Meta logo

Llama 3.2 3B Instruct

Meta

Llama 3.2 3B Instruct is a large language model that supports a 128K token context window and is a state-of-the-art solution in its class for on-device use in tasks such as summarization, instruction following, and text rewriting, running locally on the edge.

Key Specifications

Parameters
3.2B
Context
128.0K
Release Date
September 25, 2024
Average Score
55.6%

Timeline

Key dates in the model's history
Announcement
September 25, 2024
Last Update
July 19, 2025
Today
March 25, 2026

Technical Specifications

Parameters
3.2B
Training Tokens
9.0T tokens
Knowledge Cutoff
-
Family
-
Capabilities
MultimodalZeroEval

Pricing & Availability

Input (per 1M tokens)
$0.01
Output (per 1M tokens)
$0.02
Max Input Tokens
128.0K
Max Output Tokens
128.0K
Supported Features
Function CallingStructured OutputCode ExecutionWeb SearchBatch InferenceFine-tuning

Benchmark Results

Model performance metrics across various tests and benchmarks

General Knowledge

Tests on general knowledge and understanding
HellaSwag
0-shot, accuracy ChatBot: AISelf-reported
69.8%
MMLU
5-shot, macro_avg/accSelf-reported
63.4%

Mathematics

Mathematical problems and computations
GSM8k
8-attempts, em_maj1@1 AI: ChloeAI Prompt: We use 8 shots of previous QA pairs in a retrieval setting, where we retrieve relevant context by embedding similarity. We define test accuracy as the majority vote (maj1) of the model's answers over all 8 trials for a single exact match (em). This aggregates over potential randomness in responses.Self-reported
77.7%
MATH
0-shot, final_em For each example we used one query to model. We not answers model, final extraction answer. answer (final_em): We we determine answer how process answer from model after that, how she/it fully solution tasks. For this we following : (1) If answer already in format (for example, "The answer is 42"), we final answer (in given case "42"). (2) If task in format with multiple choice, and model indicates option (for example, "(A)"), we this option. (3) In case we final answer in or model. If several numbers, we numberSelf-reported
48.0%
MGSM
Chain thinking, em AI: I don't understand the "em" in this text. Let me reason about this step by step. In the context of prompt engineering and AI methods, "CoT" clearly refers to "Chain of Thought", which is a prompting technique where the model is encouraged to break down its reasoning into sequential steps. The "em" could potentially refer to: 1. "Expectation maximization" - a statistical algorithm 2. "em" as in emphasis in HTML/markdown (like *this*) 3. Some kind of metric or modifier related to CoT 4. A typo or abbreviation for something else Since this is just a two-word fragment without context, the most likely interpretation is that it's referring to Chain of Thought reasoning with some kind of "em" qualifier or metric associated with it. But without more context, I can only provide this basic translation of the terms as they appear.Self-reported
58.2%

Reasoning

Logical reasoning and analysis
GPQA
0-shot, accuracy AI: In this category, we compute the accuracy of the model's predictions on our pre-determined list of questions directly from the model's top 1 output, without any prompting or support.Self-reported
32.8%

Other Tests

Specialized benchmarks
ARC-C
0-shot, acc standard 0-shot evaluation without which-or additional information or demonstrations.
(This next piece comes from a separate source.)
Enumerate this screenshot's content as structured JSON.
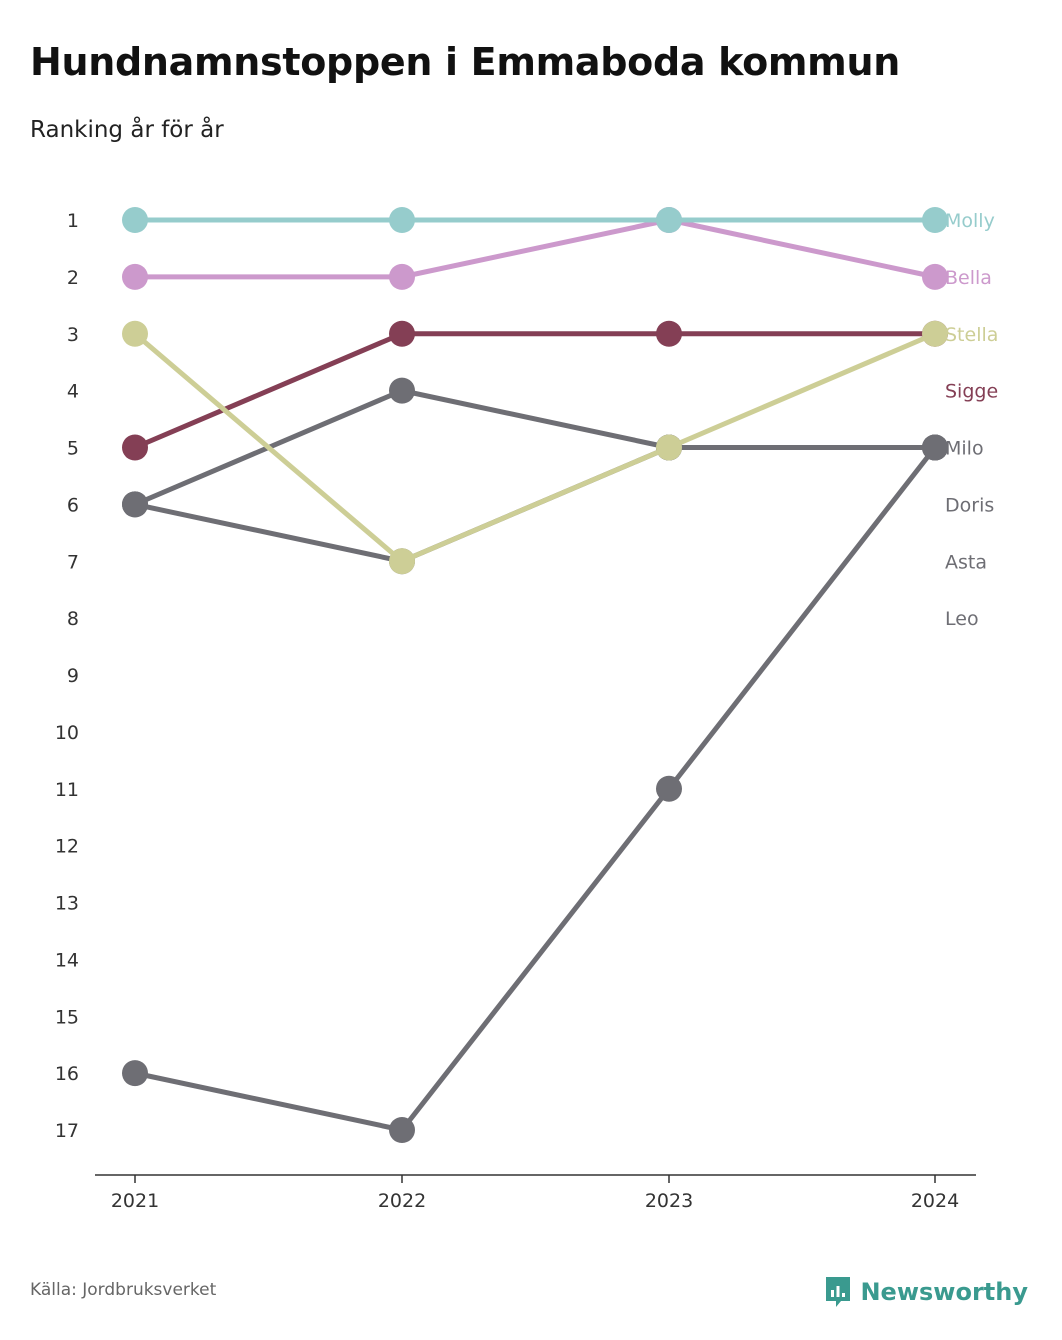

Accuracy is calculated on set, in order to Since methodology 0-shot is used how in evaluation, so and at testing in this match between evaluation andSelf-reported
78.6%
BFCL v2
0-shot, accuracy AI: Prompt SteerabilitySelf-reported
67.0%
IFEval
Average value (accuracy instructions/prompts strict/)Self-reported
77.4%
InfiniteBench/En.MC
0-shot, longbook_choice/accSelf-reported
63.3%
InfiniteBench/En.QA
0-shot, longbook_qa/f1Self-reported
19.8%
Nexus
0-shot, macro_avg/accSelf-reported
34.3%
NIH/Multi-needle
0-shot, reproduction AI: model used which in ?Self-reported
84.7%
Open-rewrite
0-shot, micro_avg/rougeLSelf-reported
40.1%
TLDR9+ (test)
1-shot, rougeLSelf-reported
19.0%

License & Metadata

License
llama_3_2_community_license
Announcement Date
September 25, 2024
Last Updated
July 19, 2025

Similar Models

All Models

Recommendations are based on similarity of characteristics: developer organization, multimodality, parameter size, and benchmark performance. Choose a model to compare or go to the full catalog to browse all available AI models.